Danielle Antalffy: Hey. Good morning, everyone. Thanks so much for taking the question. Joel, excited to meet you. You have a great team over there with Clare and Company, so very excited to work together. My question is around the new operating model and how to think about from a tangible perspective, how this changes the way Baxter invests in R&D. Should we be thinking about the real benefit of the operating model, more on the accountability and cost side or on the R&D side and elevating the TAM and WAMGR of the company over the next few years? I guess I’m trying to get an understanding of where the real benefit comes from this new operating model, and that’s it for me. Thanks so much.

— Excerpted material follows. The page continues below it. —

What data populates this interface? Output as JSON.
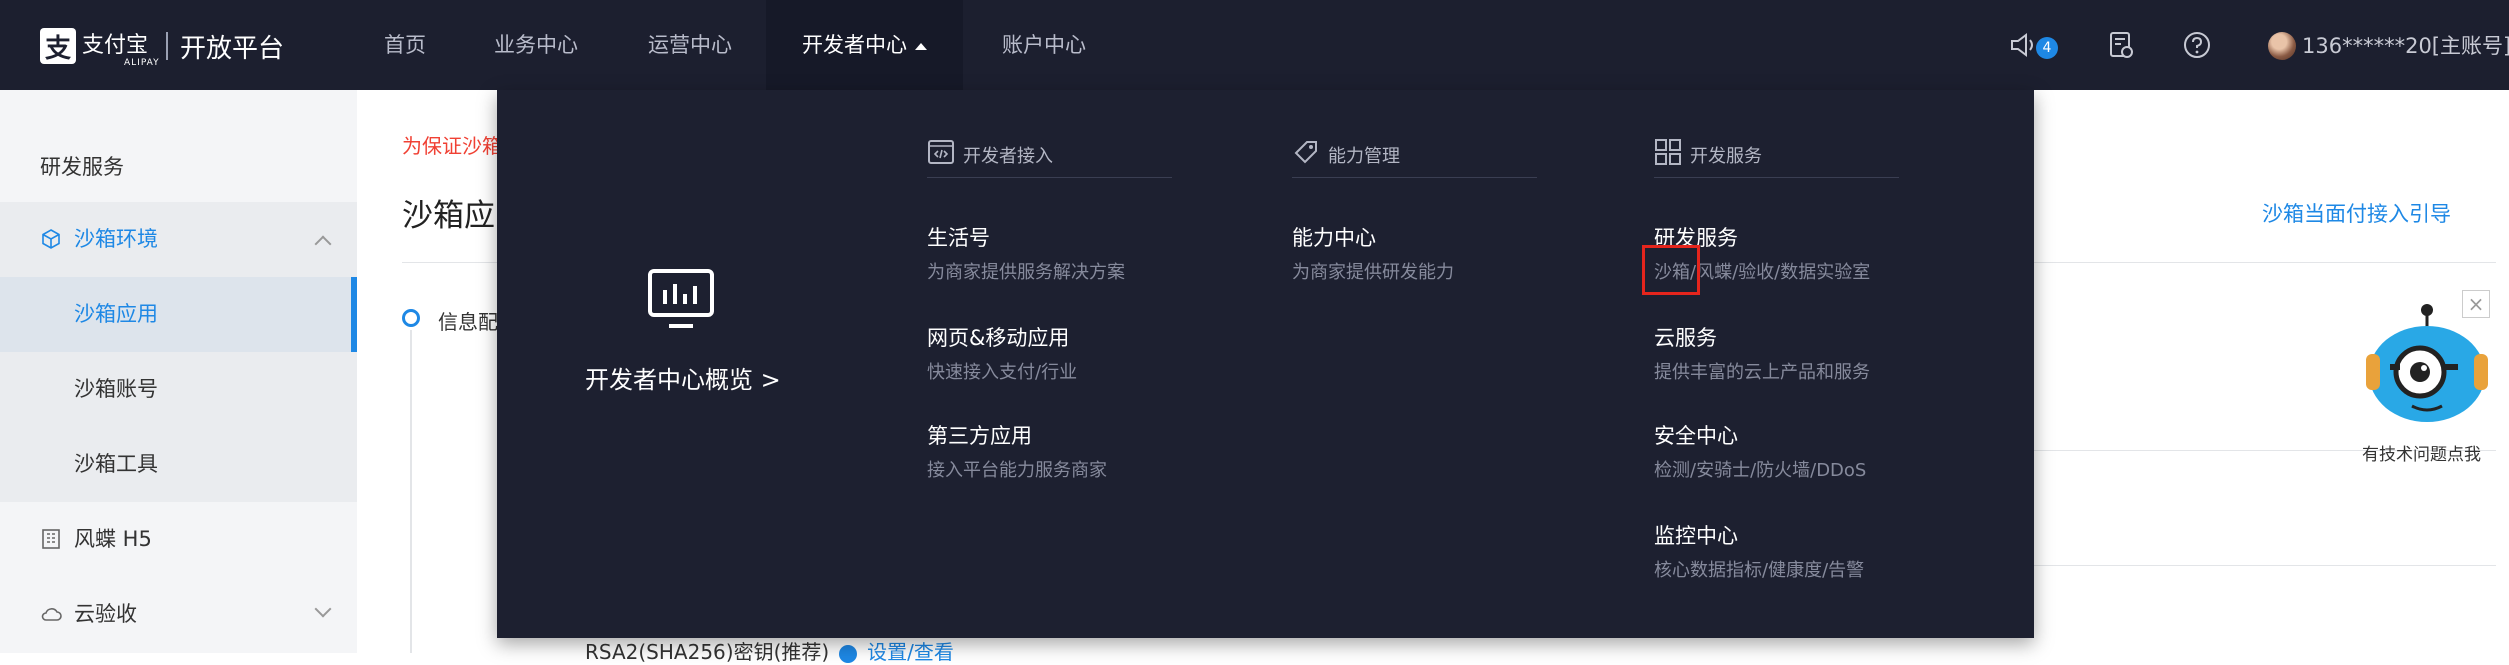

Joe Almeida: Thank you. It comes first from the accountability of each one of the segment Presidents, who are fully accountable for the profit and losses of their business, including all the allocations that got put on. As you saw, is a fully allocated P&L. So they make all the decisions on portfolio management within their spectrum of business. Also, all the decisions in investment research and development. So you look at HST. This year we’ve been investing with higher intensity in the HST to get products out faster. There is no two different parties to talk to. It all sits within the business. Also a great advantage is to have the manufacturing supply chain reporting into this business. Despite the fact we still have a coordination overall for the company, we do have this business, the plants and the heads of those plants in the business, and they are on the same page.

And that drives quite a bit of the cost reductions, the optimization of product design, because it’s all within the same group. Some are fungible. Some are not fungible. Some are qualitative improvements that we see by communication. The other is really communication when you have set growth targets for CAGR for the business, it’s easier that way. There’s no two different parties. We don’t have a region of the world that will decide on growth versus a business line that goes across the globe, which is trying to negotiate those numbers. So it’s a very simple conversation. It’s very easy to do it, and we’re starting to see the effect in the creation of our annual operating plan at the moment, is an easier and better process.

Danielle Antalffy: Thank you.

Clare Trachtman : Thanks, everyone. Rob, this can conclude our call.

Operator: Ladies and gentlemen, this concludes today’s conference call with Baxter International. Thank you for participating.